Respiratory disease

Chronic respiratory diseases are diseases of the airways and other structures of the lung. Two of the most common are asthma and chronic obstructive pulmonary disease (COPD), with the main modifiable risk factors including tobacco smoking and air pollution

Key findings - prevalence

Figures from the 2016/17 Quality and Outcomes Framework (QOF) indicate that across the Lancashire and South Cumbria Sustainability and Transformation Plan (STP) area there are 119,573 (6.9%) persons with a confirmed asthma diagnosis and 43,799 (2.5%) with a confirmed diagnosis of COPD. Further analysis found that all eight clinical commissioning groups (CCGs) of the STP have a significantly higher level of asthma and COPD prevalence compared to England (5.9%, 1.9%).

Mortality

Respiratory disease is one of the top causes of premature deaths. The Public Health Outcomes Framework includes two indicators that measure premature mortality: under-75 mortality rate from respiratory diseases; and under-75 mortality rate from respiratory diseases considered preventable (XLSX 80 KB).

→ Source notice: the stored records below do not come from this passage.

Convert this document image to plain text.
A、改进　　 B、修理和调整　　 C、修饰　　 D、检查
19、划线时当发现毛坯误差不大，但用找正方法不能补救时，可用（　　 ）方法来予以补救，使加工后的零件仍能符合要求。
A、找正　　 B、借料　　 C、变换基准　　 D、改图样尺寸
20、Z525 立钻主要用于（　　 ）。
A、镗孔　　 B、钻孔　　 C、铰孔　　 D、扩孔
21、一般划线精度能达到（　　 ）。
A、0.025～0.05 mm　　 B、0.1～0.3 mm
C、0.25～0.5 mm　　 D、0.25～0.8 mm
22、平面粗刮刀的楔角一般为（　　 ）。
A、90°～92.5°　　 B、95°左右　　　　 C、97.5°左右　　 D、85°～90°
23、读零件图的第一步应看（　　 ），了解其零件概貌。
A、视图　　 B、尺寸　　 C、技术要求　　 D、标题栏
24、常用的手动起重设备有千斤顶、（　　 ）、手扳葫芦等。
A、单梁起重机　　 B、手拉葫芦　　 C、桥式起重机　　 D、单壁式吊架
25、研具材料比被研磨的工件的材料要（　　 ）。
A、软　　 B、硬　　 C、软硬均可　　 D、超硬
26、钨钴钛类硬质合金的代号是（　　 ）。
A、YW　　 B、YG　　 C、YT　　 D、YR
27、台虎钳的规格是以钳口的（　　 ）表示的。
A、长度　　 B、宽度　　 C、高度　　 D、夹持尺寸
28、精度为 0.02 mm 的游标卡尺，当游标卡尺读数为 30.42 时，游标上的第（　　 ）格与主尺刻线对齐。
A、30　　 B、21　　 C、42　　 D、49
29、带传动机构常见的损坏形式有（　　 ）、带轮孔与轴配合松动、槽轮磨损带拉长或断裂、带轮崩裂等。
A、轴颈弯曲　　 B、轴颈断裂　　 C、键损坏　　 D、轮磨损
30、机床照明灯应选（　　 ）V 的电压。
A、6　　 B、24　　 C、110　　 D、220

Deaths are considered preventable if, in the light of the understanding of the determinants of health at the time of death, all or most deaths from the underlying cause (subject to age limits if appropriate) could potentially be avoided by public health interventions in the broadest sense. Smoking is the major cause of chronic obstructive pulmonary disease, which is one of the major respiratory diseases.

The following findings relate to deaths from respiratory disease among people aged under-75 across the Lancashire-14 area for the period 2013 to 2015. Rates are directly age standardised per 100,000 population.

  • There were a total of 1,731 deaths (909 males and 822 females).
  • The death rate for Blackburn with Darwen (47.6), Blackpool (65.8) and Lancashire-12 (41.2) were statistically significantly higher than the average for England (33.1).
  • Among the 12 districts in the Lancashire-12 area, the death rate varies from 22.6 in Ribble Valley to 2.5 times higher (57.4) in Burnley and Hyndburn.
  • More than half (910 or 52.6%) of these deaths were considered preventable, although this proportion is higher for females (57.8%) compared to males (47.9%).
  • The preventable death rate for Blackburn with Darwen (24.5), Blackpool (38.1) and Lancashire-12 (21.4) were also statistically significantly higher than the average for England.
  • Among the 12 districts of the Lancashire-12 area, the preventable death rate varies from 10.4 in Fylde to more than 3 times higher (35.0) in Burnley.
  • From a baseline of 2001-03, the trend for Lancashire-12 and Blackburn with Darwen has been towards a slight but steady decline in death rates, in line with the North West and England as a whole. This decline has been less steep than that seen for cardiovascular disease, another major cause of premature death. However, in Blackpool  there was a steep increase in death rates for a number of periods from around 2005-07 – this appears to be accounted for most by female preventable deaths where the 2013-15 rate remains above the 2001-03 baseline.